Une étude préclinique menée par des chercheurs de Weill Cornell Medicine a révélé un mécanisme fascinant par lequel les cellules immunitaires du cerveau, appelées microglies, participent à la dégradation des plaques amyloïdes caractéristiques de la maladie d’Alzheimer. Publiés dans Cell Reports le 6 décembre, ces travaux ouvrent de nouvelles perspectives pour le développement de traitements ciblés visant à renforcer l’efficacité des microglies dans la lutte contre cette pathologie.
Les microglies, véritables éboueurs du cerveau, ont la capacité de se déplacer pour éliminer des déchets cellulaires comme les microbes ou les cellules mortes. Cependant, la façon dont elles parviennent à s’attaquer aux plaques amyloïdes, ces agrégats massifs beaucoup plus grands qu’elles, restait jusqu’alors mystérieuse. Les chercheurs ont découvert que les microglies adoptent un processus appelé exophagie digestive : elles se fixent à une plaque, forment une sorte d’« estomac externe » et y libèrent des enzymes digestives capables de fragmenter les dépôts amyloïdes.
Une découverte inspirée d’autres cellules immunitaires
Ce mécanisme rappelle celui observé chez les macrophages, des cellules immunitaires qui opèrent dans le reste du corps. Ces dernières, face à des amas trop grands pour être phagocytés, sécrètent des enzymes lysosomales pour les digérer progressivement. Inspirés par cette similitude, les chercheurs ont d’abord testé cette hypothèse sur des microglies de souris cultivées en laboratoire. Ils ont constaté que, lorsque ces cellules entraient en contact avec une plaque amyloïde, elles créaient une zone scellée autour de l’amas et y sécrétaient leurs enzymes digestives, tout en acidifiant la région pour activer ces enzymes.
Les chercheurs ont ensuite confirmé leurs résultats dans un modèle murin de la maladie d’Alzheimer. À l’aide de la microscopie électronique, ils ont observé des poches créées par les microglies autour des plaques amyloïdes, confirmant la présence d’enzymes lysosomales dans ces zones.
Un rôle paradoxal dans la progression de la maladie
Bien que les microglies contribuent à la dégradation des plaques amyloïdes, elles peuvent également favoriser leur propagation. Ce paradoxe intrigue les chercheurs, qui ont exploré comment l’exophagie digestive pourrait être impliquée dans la dissémination des plaques dans le cerveau. Lorsqu’une microglie est saturée par des fibrilles amyloïdes – de petits fragments de plaques – elle finit par rejeter les résidus qu’elle ne parvient pas à digérer. Ces résidus peuvent ensuite se fixer à d’autres plaques, facilitant leur expansion.
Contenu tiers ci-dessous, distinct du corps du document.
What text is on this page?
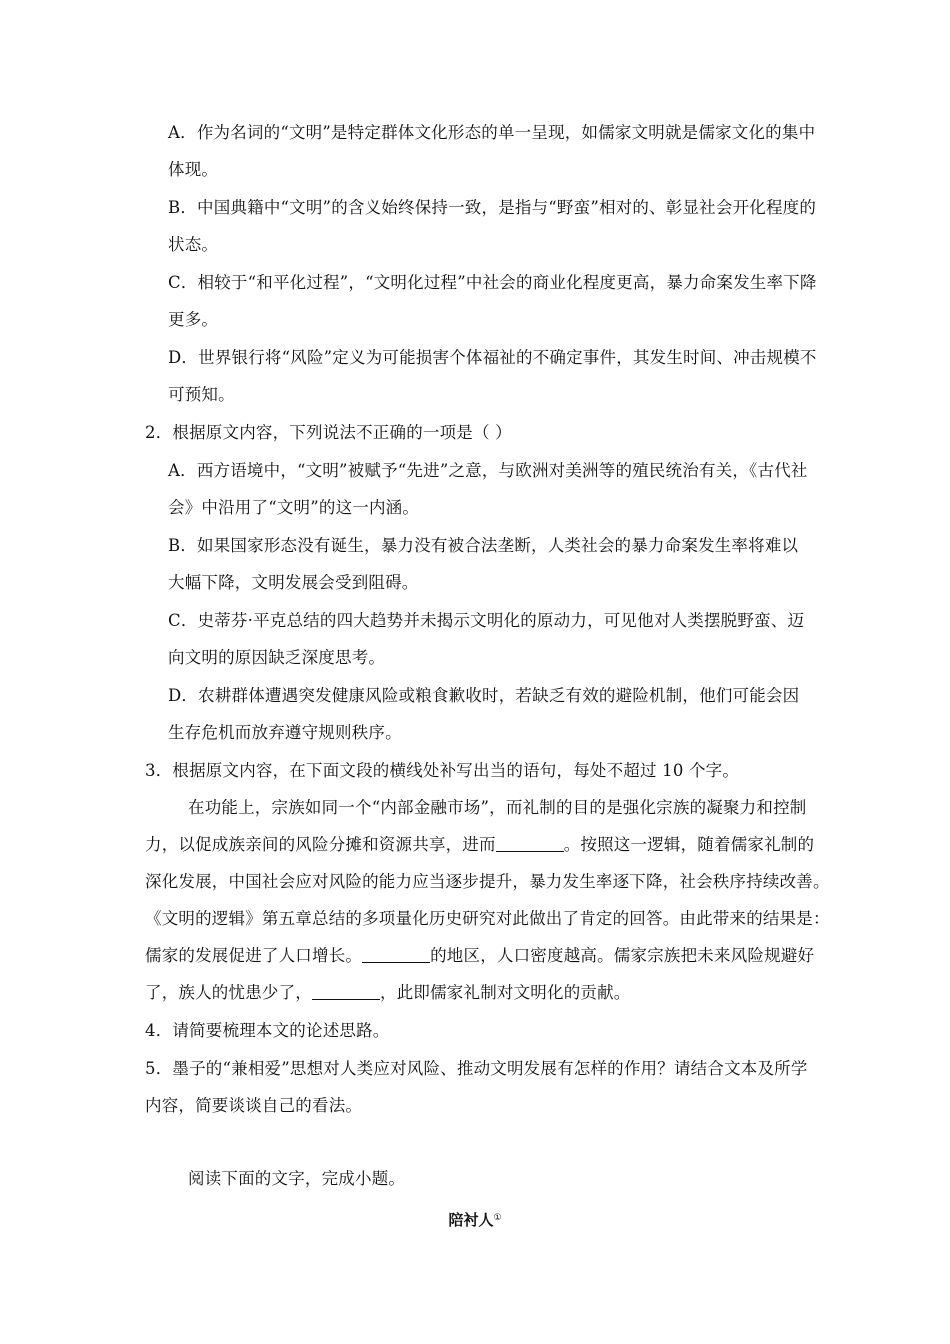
A．作为名词的“文明”是特定群体文化形态的单一呈现，如儒家文明就是儒家文化的集中
体现。
B．中国典籍中“文明”的含义始终保持一致，是指与“野蛮”相对的、彰显社会开化程度的
状态。
C．相较于“和平化过程”，“文明化过程”中社会的商业化程度更高，暴力命案发生率下降
更多。
D．世界银行将“风险”定义为可能损害个体福祉的不确定事件，其发生时间、冲击规模不
可预知。
2．根据原文内容，下列说法不正确的一项是（ ）
A．西方语境中，“文明”被赋予“先进”之意，与欧洲对美洲等的殖民统治有关，《古代社
会》中沿用了“文明”的这一内涵。
B．如果国家形态没有诞生，暴力没有被合法垄断，人类社会的暴力命案发生率将难以
大幅下降，文明发展会受到阻碍。
C．史蒂芬·平克总结的四大趋势并未揭示文明化的原动力，可见他对人类摆脱野蛮、迈
向文明的原因缺乏深度思考。
D．农耕群体遭遇突发健康风险或粮食歉收时，若缺乏有效的避险机制，他们可能会因
生存危机而放弃遵守规则秩序。
3．根据原文内容，在下面文段的横线处补写出当的语句，每处不超过 10 个字。
在功能上，宗族如同一个“内部金融市场”，而礼制的目的是强化宗族的凝聚力和控制
力，以促成族亲间的风险分摊和资源共享，进而	。按照这一逻辑，随着儒家礼制的
深化发展，中国社会应对风险的能力应当逐步提升，暴力发生率逐下降，社会秩序持续改善。
《文明的逻辑》第五章总结的多项量化历史研究对此做出了肯定的回答。由此带来的结果是：
儒家的发展促进了人口增长。	的地区，人口密度越高。儒家宗族把未来风险规避好
了，族人的忧患少了，	，此即儒家礼制对文明化的贡献。
4．请简要梳理本文的论述思路。
5．墨子的“兼相爱”思想对人类应对风险、推动文明发展有怎样的作用？请结合文本及所学
内容，简要谈谈自己的看法。
阅读下面的文字，完成小题。
陪衬人①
Les microglies, capables de se déplacer rapidement dans le cerveau, peuvent ainsi répandre ces « graines » de fibrilles amyloïdes dans d’autres régions, contribuant indirectement à l’évolution de la maladie.
Vers de nouvelles stratégies thérapeutiques
Cette découverte ouvre la voie à de nouveaux traitements contre Alzheimer. Les chercheurs souhaitent désormais vérifier si les cellules humaines utilisent également ce processus. Pour ce faire, ils comptent utiliser des cellules microgliales dérivées de cellules souches humaines, ce qui permettra de tester une variété de thérapies.
Selon le Dr. Frederick Maxfield, professeur en neurosciences à Weill Cornell Medicine, des médicaments existants capables d’augmenter la sécrétion lysosomale pourraient être adaptés pour renforcer l’exophagie digestive dans les microglies.
Cette avancée prometteuse pourrait non seulement approfondir notre compréhension des mécanismes de la maladie d’Alzheimer, mais également offrir des solutions innovantes pour ralentir sa progression. Le défi reste néanmoins immense, et d’autres recherches seront nécessaires pour transformer ces résultats en traitements efficaces pour les patients.